In the end they’ve all got weird seams and none of the prints match anywhere, but I love them. Version 1 has the added crotch length panel. For version 2, I couldn’t fit the whole back shorts piece onto the fabric I had. I ended up piecing together the crotch and the main back shorts body to create a seam across the lower butt, about where a panty gusset would hit. It was tricky to figure out how to piece them together, but it’s mostly invisible and I hid all the uneven edges under bias tape. For version 3, I had to cut the front shorts upside down, which is actually kind of cute with the space print. The upper back panel also has a seam down the center.
I’m sure they all look hella amateur if you are a professional, but I love my cute as hell, impractical, gapey rompers that I rescued from the trash can. I have been wearing them nonstop. They’re the perfect thing to throw on post-yoga (& post-shower) on days when I have nothing to do but look at patterns on the internet. I usually wear them with a kimono robe I made using McCall’s 6552, a sheer polkadot poly-something from the clearance bin at JoAnn years ago, velvet and sheer ribbon, and homemade binding from leftover silk velvet.1 It all clashes like hell and I feel like the queen of lingerie.
THINGS I LEARNED
- I really like OhhhLuluSews patterns! But I’ll probably want to grade them up a size in the future.
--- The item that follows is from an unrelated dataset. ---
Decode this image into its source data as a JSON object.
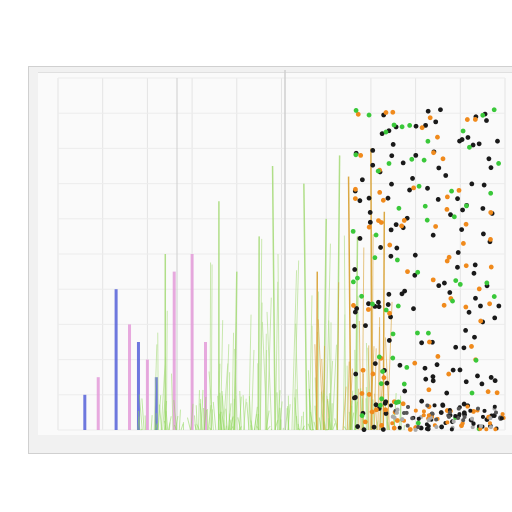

- I don’t remember if I’ve bothered to make bias binding before. I hated making it and loved the end result. Sounds about right.
- Rompers are every bit as cute and impractical as I imagined. I like wearing them for sewing and general puttering around the house, but I do not like stripping to pee or how they ride up when I sleep in them. This will not stop me wearing them.
- I should probably find a better neutral background for pictures.
WOULD I MAKE THIS AGAIN?
- It’s a super quick, simple pattern that would be fun to use to test some more advanced techniques.
- “Any” amount of hand sewing
- Learning to work with more delicate fabrics
- It would be fun to try an FBA on it, now that I know what that is, and see if that addresses my neck gape issues
- I thought three rompers was enough, but I could probably do with one for every day of the week.
- I would love to make an outdoor-wearable version in this black silk jersey I’ve been hoarding. I think I know how to fix the neck gape and lengthen the shorts, but I’m going to wait until I’m sure I know.
1. Which I won’t blog because I think I finished it in 2016, and started it in…2014? It sat around half finished for years because I wanted to finish the edges with velvet but I didn’t want to actually work with velvet. It took like an hour once I bothered to try. It’s already fraying a bit at a shitty seam and the button holes look like garbage, but it’s done, god damnit.↩
PS: ok but seriously, I really love clashing prints a lot.